BUSINESS BRIEFS
Losses for health care companies and banks left stocks lower Thursday, although a late push for technology and industrial companies helped the market avoid a steeper decline.
The Dow Jones industrial average managed a tiny gain, thanks to a rise in Boeing, erasing an earlier loss of 393 points. AIG slumped 5.3 percent and prescription drug distributor Cardinal Health plunged 21.4 percent.
The S&P 500 index slid 5 points, or 0.2 percent, to 2,629. The Dow edged up 5 points to 23,930. The Nasdaq fell 12 points, or 0.2 percent, to 7,088.
Bond prices rose. The yield on the 10year Treasury note fell to 2.95 percent.
US-China trade talks center on rivalry over technology
Chinese and U.S. officials met Thursday in an attempt to resolve a dispute over technology that has taken the world’s two largest economies the closest they’ve ever come to a trade war.

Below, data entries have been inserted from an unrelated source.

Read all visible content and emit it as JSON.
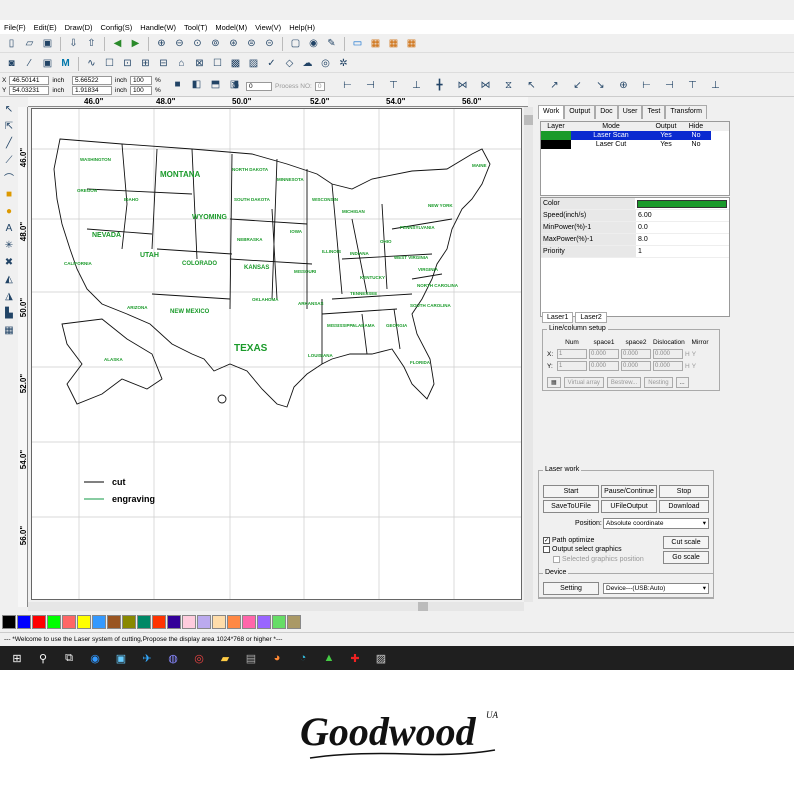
{
  "menu": [
    "File(F)",
    "Edit(E)",
    "Draw(D)",
    "Config(S)",
    "Handle(W)",
    "Tool(T)",
    "Model(M)",
    "View(V)",
    "Help(H)"
  ],
  "coords": {
    "x_label": "X",
    "x_value": "46.50141",
    "x_unit": "inch",
    "y_label": "Y",
    "y_value": "54.03231",
    "y_unit": "inch",
    "w_value": "5.66522",
    "w_unit": "inch",
    "h_value": "1.91834",
    "h_unit": "inch",
    "scale_x": "100",
    "scale_y": "100",
    "pct": "%",
    "angle": "0",
    "process_no_label": "Process NO:",
    "process_no": "0"
  },
  "ruler": {
    "h": [
      "46.0\"",
      "48.0\"",
      "50.0\"",
      "52.0\"",
      "54.0\"",
      "56.0\""
    ],
    "v": [
      "46.0\"",
      "48.0\"",
      "50.0\"",
      "52.0\"",
      "54.0\"",
      "56.0\""
    ]
  },
  "map": {
    "states": [
      "WASHINGTON",
      "OREGON",
      "IDAHO",
      "MONTANA",
      "WYOMING",
      "NORTH DAKOTA",
      "SOUTH DAKOTA",
      "MINNESOTA",
      "WISCONSIN",
      "MICHIGAN",
      "NEVADA",
      "CALIFORNIA",
      "UTAH",
      "COLORADO",
      "NEBRASKA",
      "IOWA",
      "ILLINOIS",
      "INDIANA",
      "OHIO",
      "PENNSYLVANIA",
      "NEW YORK",
      "MAINE",
      "KANSAS",
      "MISSOURI",
      "KENTUCKY",
      "WEST VIRGINIA",
      "VIRGINIA",
      "ARIZONA",
      "NEW MEXICO",
      "OKLAHOMA",
      "ARKANSAS",
      "TENNESSEE",
      "NORTH CAROLINA",
      "SOUTH CAROLINA",
      "TEXAS",
      "LOUISIANA",
      "MISSISSIPPI",
      "ALABAMA",
      "GEORGIA",
      "FLORIDA",
      "ALASKA"
    ],
    "legend": [
      {
        "label": "cut",
        "color": "#000000"
      },
      {
        "label": "engraving",
        "color": "#119944"
      }
    ]
  },
  "panel": {
    "tabs": [
      "Work",
      "Output",
      "Doc",
      "User",
      "Test",
      "Transform"
    ],
    "layer_headers": [
      "Layer",
      "Mode",
      "Output",
      "Hide"
    ],
    "layers": [
      {
        "color": "#1a9a2a",
        "mode": "Laser Scan",
        "output": "Yes",
        "hide": "No"
      },
      {
        "color": "#000000",
        "mode": "Laser Cut",
        "output": "Yes",
        "hide": "No"
      }
    ],
    "props": [
      {
        "k": "Color",
        "v": ""
      },
      {
        "k": "Speed(inch/s)",
        "v": "6.00"
      },
      {
        "k": "MinPower(%)-1",
        "v": "0.0"
      },
      {
        "k": "MaxPower(%)-1",
        "v": "8.0"
      },
      {
        "k": "Priority",
        "v": "1"
      }
    ],
    "prop_color": "#1a9a2a",
    "laser_tabs": [
      "Laser1",
      "Laser2"
    ],
    "lc_title": "Line/column setup",
    "lc_headers": [
      "Num",
      "space1",
      "space2",
      "Dislocation",
      "Mirror"
    ],
    "lc_rows": [
      {
        "axis": "X:",
        "num": "1",
        "s1": "0.000",
        "s2": "0.000",
        "dis": "0.000",
        "m1": "H",
        "m2": "Y"
      },
      {
        "axis": "Y:",
        "num": "1",
        "s1": "0.000",
        "s2": "0.000",
        "dis": "0.000",
        "m1": "H",
        "m2": "Y"
      }
    ],
    "lc_buttons": [
      "Virtual array",
      "Bestrew...",
      "Nesting",
      "..."
    ]
  },
  "laserwork": {
    "title": "Laser work",
    "start": "Start",
    "pause": "Pause/Continue",
    "stop": "Stop",
    "save": "SaveToUFile",
    "ufile": "UFileOutput",
    "download": "Download",
    "position_label": "Position:",
    "position_value": "Absolute coordinate",
    "path_optimize": "Path optimize",
    "output_select": "Output select graphics",
    "selected_pos": "Selected graphics position",
    "cut_scale": "Cut scale",
    "go_scale": "Go scale"
  },
  "device": {
    "title": "Device",
    "setting": "Setting",
    "value": "Device---(USB:Auto)"
  },
  "palette": [
    "#000000",
    "#0000ff",
    "#ff0000",
    "#00ff00",
    "#ff6666",
    "#ffff00",
    "#3399ff",
    "#995522",
    "#888800",
    "#008866",
    "#ff3300",
    "#330099",
    "#ffccdd",
    "#bbaaee",
    "#ffddaa",
    "#ff8844",
    "#ff66aa",
    "#9966ff",
    "#66dd66",
    "#aa9966"
  ],
  "status": "--- *Welcome to use the Laser system of cutting,Propose the display area 1024*768 or higher *---",
  "brand": {
    "name": "Goodwood",
    "sup": "UA"
  }
}
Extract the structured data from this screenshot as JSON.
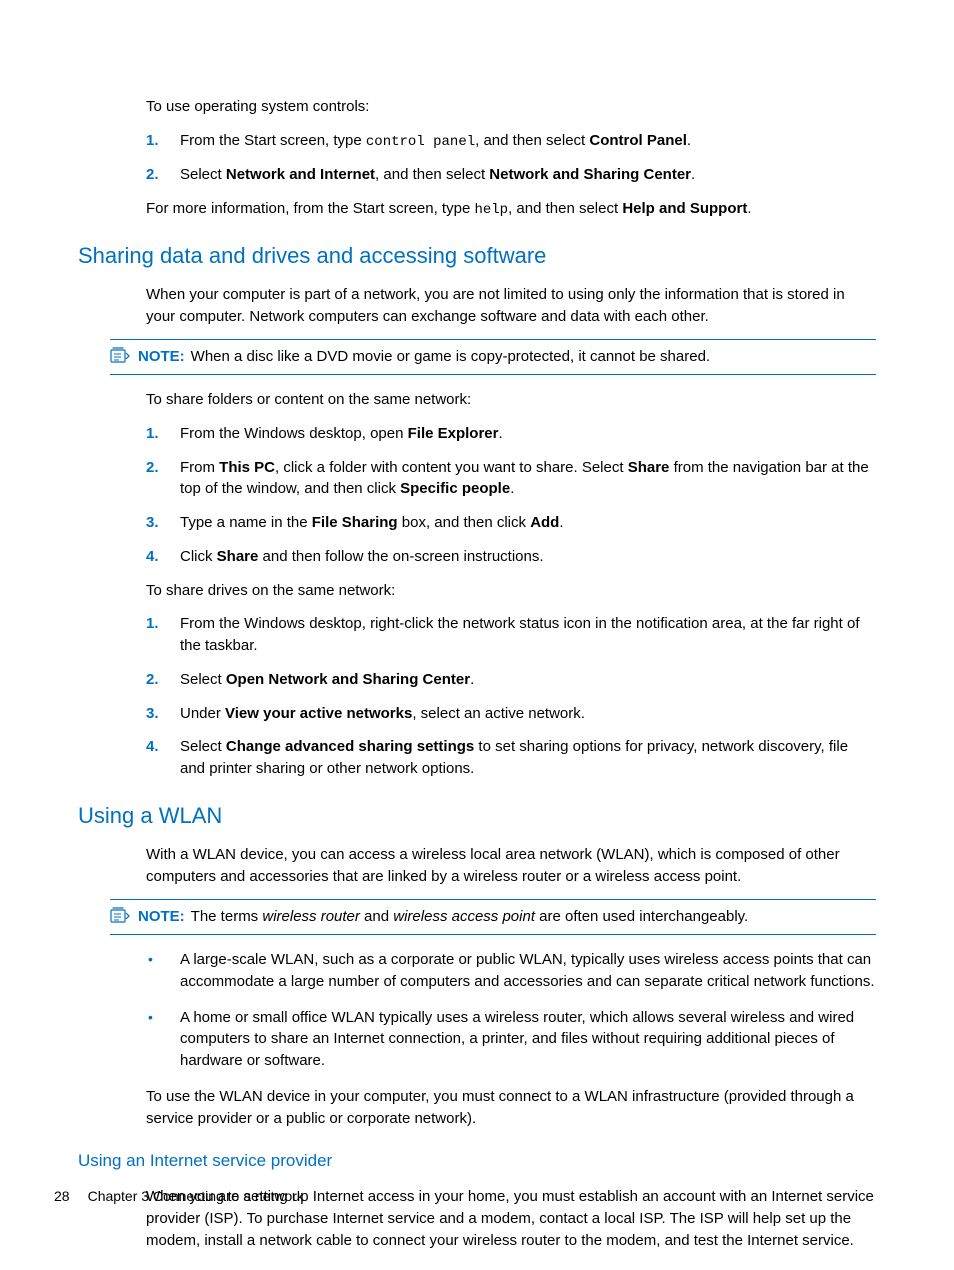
{
  "intro": {
    "p1": "To use operating system controls:",
    "steps": [
      {
        "pre": "From the Start screen, type ",
        "code": "control panel",
        "mid": ", and then select ",
        "b1": "Control Panel",
        "post": "."
      },
      {
        "pre": "Select ",
        "b1": "Network and Internet",
        "mid": ", and then select ",
        "b2": "Network and Sharing Center",
        "post": "."
      }
    ],
    "p2_pre": "For more information, from the Start screen, type ",
    "p2_code": "help",
    "p2_mid": ", and then select ",
    "p2_b": "Help and Support",
    "p2_post": "."
  },
  "sharing": {
    "heading": "Sharing data and drives and accessing software",
    "p1": "When your computer is part of a network, you are not limited to using only the information that is stored in your computer. Network computers can exchange software and data with each other.",
    "note_label": "NOTE:",
    "note_text": "When a disc like a DVD movie or game is copy-protected, it cannot be shared.",
    "p2": "To share folders or content on the same network:",
    "folders_steps": [
      {
        "pre": "From the Windows desktop, open ",
        "b1": "File Explorer",
        "post": "."
      },
      {
        "pre": "From ",
        "b1": "This PC",
        "mid": ", click a folder with content you want to share. Select ",
        "b2": "Share",
        "mid2": " from the navigation bar at the top of the window, and then click ",
        "b3": "Specific people",
        "post": "."
      },
      {
        "pre": "Type a name in the ",
        "b1": "File Sharing",
        "mid": " box, and then click ",
        "b2": "Add",
        "post": "."
      },
      {
        "pre": "Click ",
        "b1": "Share",
        "post": " and then follow the on-screen instructions."
      }
    ],
    "p3": "To share drives on the same network:",
    "drives_steps": [
      {
        "text": "From the Windows desktop, right-click the network status icon in the notification area, at the far right of the taskbar."
      },
      {
        "pre": "Select ",
        "b1": "Open Network and Sharing Center",
        "post": "."
      },
      {
        "pre": "Under ",
        "b1": "View your active networks",
        "post": ", select an active network."
      },
      {
        "pre": "Select ",
        "b1": "Change advanced sharing settings",
        "post": " to set sharing options for privacy, network discovery, file and printer sharing or other network options."
      }
    ]
  },
  "wlan": {
    "heading": "Using a WLAN",
    "p1": "With a WLAN device, you can access a wireless local area network (WLAN), which is composed of other computers and accessories that are linked by a wireless router or a wireless access point.",
    "note_label": "NOTE:",
    "note_pre": "The terms ",
    "note_i1": "wireless router",
    "note_mid": " and ",
    "note_i2": "wireless access point",
    "note_post": " are often used interchangeably.",
    "bullets": [
      "A large-scale WLAN, such as a corporate or public WLAN, typically uses wireless access points that can accommodate a large number of computers and accessories and can separate critical network functions.",
      "A home or small office WLAN typically uses a wireless router, which allows several wireless and wired computers to share an Internet connection, a printer, and files without requiring additional pieces of hardware or software."
    ],
    "p2": "To use the WLAN device in your computer, you must connect to a WLAN infrastructure (provided through a service provider or a public or corporate network)."
  },
  "isp": {
    "heading": "Using an Internet service provider",
    "p1": "When you are setting up Internet access in your home, you must establish an account with an Internet service provider (ISP). To purchase Internet service and a modem, contact a local ISP. The ISP will help set up the modem, install a network cable to connect your wireless router to the modem, and test the Internet service."
  },
  "footer": {
    "page": "28",
    "chapter": "Chapter 3   Connecting to a network"
  }
}
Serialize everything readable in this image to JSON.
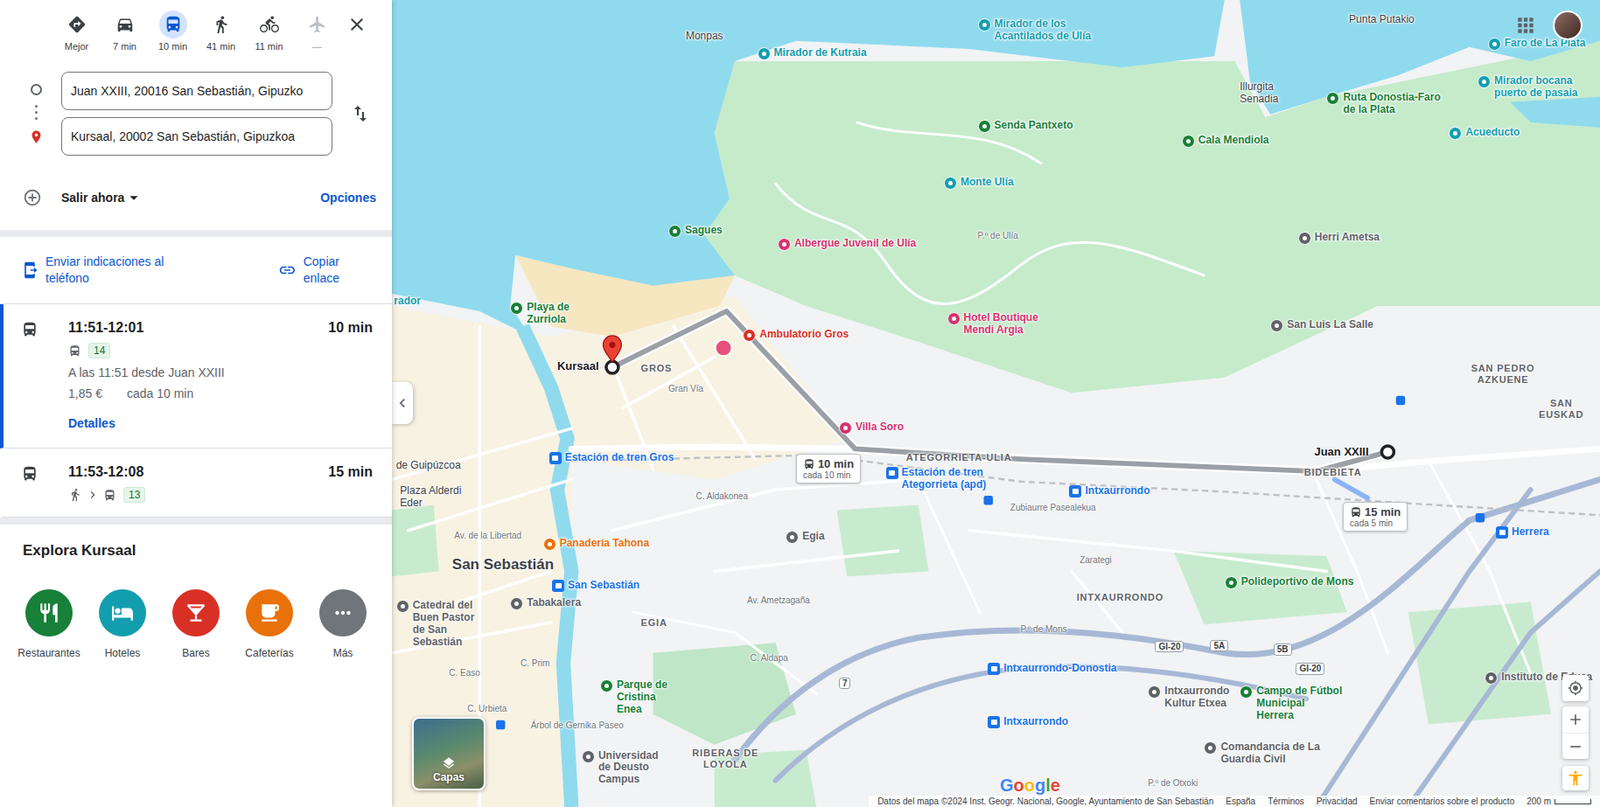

A U.S. delegation arrived in Beijing for talks with Chinese officials aimed at defusing the tensions, though analysts say they appear unlikely to yield a breakthrough given the two sides’ intensifying rivalry in strategic technologies, where China lags behind the U.S.
U.S. Treasury Secretary Steven Mnuchin is leading the group, which includes Commerce Secretary Wilbur Ross and U.S. Trade Representative Robert Lighthizer. Liu He, President Xi Jinping’s top economic adviser, headed the Chinese side in the talks, which are expected to end Friday.
Record exports cut US trade deficit to $49 billion
Record exports trimmed the U.S. trade deficit in March, the first drop in seven months in a massive gap that President Donald Trump is determined to shrink with an aggressive Americafirst policy.
The Commerce Department says the trade deficit – the difference between what America sells and what it buys in foreign markets – slid to $49 billion, down from $57.7 billion in February and lowest since September.
Exports rose in March to a record $208.5 billion, led by shipments of civilian aircraft and soybeans. Imports slipped 1.8 percent to $257.5 billion.
The United States ran a $20.5 billion surplus in the trade of services such as education and banking. But that was offset by a $69.5 billion deficit in the trade of goods.
Productivity grows at tepid 0.7 percent rate in first quarter
Productivity grew at an annual rate of 0.7 percent in the first three months of 2018, a weak reading but a slight improvement from the previous quarter.
The first-quarter increase followed a weaker 0.3 percent gain in the fourth quarter of last year, the Labor Department reported Thursday. Labor costs rose 2.7 percent in the first quarter.